Cats of his perfect beauty, of his perfect grace, possibly might be

found, Madame Jolicoeur grudgingly admitted, in the Persian royal

catteries; but nowhere else in the Orient, and nowhere at all in the

Occident, she declared with an energetic conviction, possibly could

there be found a cat who even approached him in intellectual

development, in wealth of interesting accomplishments, and, above all,

in natural sweetness of disposition--a sweetness so marked that even

under extreme provocation he never had been known to thrust out an angry

paw. This is not to say that the Shah de Perse was a characterless cat,

a lymphatic nonentity. On occasion--usually in connection with food that

was distasteful to him--he could have his resentments; but they were

manifested always with a dignified restraint. His nearest approach to

ill-mannered abruptness was to bat with a contemptuous paw the offending

morsel from his plate; which brusque act he followed by fixing upon the

bestower of unworthy food a coldly, but always politely, contemptuous

stare. Ordinarily, however, his displeasure--in the matter of unsuitable

food, or in other matters--was exhibited by no more overt action than

his retirement to a corner--he had his choices in corners, governed by

the intensity of his feelings--and there seating himself with his back

turned scornfully to an offending world. Even in his kindliest corner,

on such occasions, the expression of his scornful back was as a whole

volume of winged words!



But the rare little cat tantrums of the Shah de Perse--if to his so

gentle excesses may be applied so strong a term--were but as sun-spots

on the effulgence of his otherwise constant amiability. His regnant

desires, by which his worthy little life was governed, were to love and

to please. He was the most cuddlesome cat, Madame Jolicoeur

unhesitatingly asserted, that ever had lived; and he had a purr--softly

thunderous and winningly affectionate--that was in keeping with his

cuddlesome ways. When, of his own volition, he would jump into her

abundant lap and go to burrowing with his little soft round head beneath

her soft round elbows, the while gurglingly purring forth his love for

her, Madame Jolicoeur, quite justifiably, at times was moved to tears.

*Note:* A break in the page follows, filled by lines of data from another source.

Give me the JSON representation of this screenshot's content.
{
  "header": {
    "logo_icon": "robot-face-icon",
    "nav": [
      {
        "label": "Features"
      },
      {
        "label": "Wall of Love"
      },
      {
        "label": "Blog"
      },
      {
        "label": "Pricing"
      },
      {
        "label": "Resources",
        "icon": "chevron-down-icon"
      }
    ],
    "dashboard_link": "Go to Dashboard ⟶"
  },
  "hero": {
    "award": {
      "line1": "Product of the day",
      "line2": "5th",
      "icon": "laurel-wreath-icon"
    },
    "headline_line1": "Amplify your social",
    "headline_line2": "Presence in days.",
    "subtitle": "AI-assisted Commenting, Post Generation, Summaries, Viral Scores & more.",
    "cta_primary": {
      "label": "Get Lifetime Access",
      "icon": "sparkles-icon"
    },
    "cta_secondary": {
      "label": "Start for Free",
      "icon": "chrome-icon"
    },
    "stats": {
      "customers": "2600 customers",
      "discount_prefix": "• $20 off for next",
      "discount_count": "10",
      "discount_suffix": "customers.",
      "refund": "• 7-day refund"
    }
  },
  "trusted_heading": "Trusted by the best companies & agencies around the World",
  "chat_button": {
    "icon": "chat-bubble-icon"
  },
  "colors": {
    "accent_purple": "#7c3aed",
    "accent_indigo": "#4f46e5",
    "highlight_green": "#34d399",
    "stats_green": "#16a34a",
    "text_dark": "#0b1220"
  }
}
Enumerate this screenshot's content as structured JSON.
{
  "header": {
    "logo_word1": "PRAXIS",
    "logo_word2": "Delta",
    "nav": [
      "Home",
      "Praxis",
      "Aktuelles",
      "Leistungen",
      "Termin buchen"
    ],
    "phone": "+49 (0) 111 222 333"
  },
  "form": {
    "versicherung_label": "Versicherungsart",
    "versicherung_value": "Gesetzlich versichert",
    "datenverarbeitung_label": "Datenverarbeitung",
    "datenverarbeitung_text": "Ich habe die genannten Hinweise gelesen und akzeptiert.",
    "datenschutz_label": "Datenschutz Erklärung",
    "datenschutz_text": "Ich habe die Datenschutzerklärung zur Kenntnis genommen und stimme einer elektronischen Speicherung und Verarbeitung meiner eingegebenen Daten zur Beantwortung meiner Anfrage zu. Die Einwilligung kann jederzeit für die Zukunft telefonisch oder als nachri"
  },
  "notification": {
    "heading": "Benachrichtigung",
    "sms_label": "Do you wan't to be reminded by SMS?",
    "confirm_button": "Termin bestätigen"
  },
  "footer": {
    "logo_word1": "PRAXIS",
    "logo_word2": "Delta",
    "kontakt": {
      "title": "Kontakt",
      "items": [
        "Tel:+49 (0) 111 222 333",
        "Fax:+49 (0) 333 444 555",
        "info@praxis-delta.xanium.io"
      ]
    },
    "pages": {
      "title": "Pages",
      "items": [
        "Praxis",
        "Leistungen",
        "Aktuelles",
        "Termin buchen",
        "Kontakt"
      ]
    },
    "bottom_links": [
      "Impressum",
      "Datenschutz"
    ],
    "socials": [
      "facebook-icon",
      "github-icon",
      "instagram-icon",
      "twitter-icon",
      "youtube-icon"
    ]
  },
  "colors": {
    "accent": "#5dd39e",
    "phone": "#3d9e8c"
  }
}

Equally was his sweet nature exhibited in his always eager willingness

to show off his little train of cat accomplishments. He would give his

paw with a courteous grace to any lady or gentleman--he drew the caste

line rigidly--who asked for it. For his mistress, he would spring to a

considerable height and clutch with his two soft paws--never by any

mistake scratching--her outstretched wrist, and so would remain

suspended while he delicately nibbled from between her fingers her

edible offering. For her, he would make an almost painfully real

pretence of being a dead cat: extending himself upon the rug with an

exaggeratedly death-like rigidity--and so remaining until her command to

be alive again brought him briskly to rub himself, rising on his hind

legs and purring mellowly, against her comfortable knees.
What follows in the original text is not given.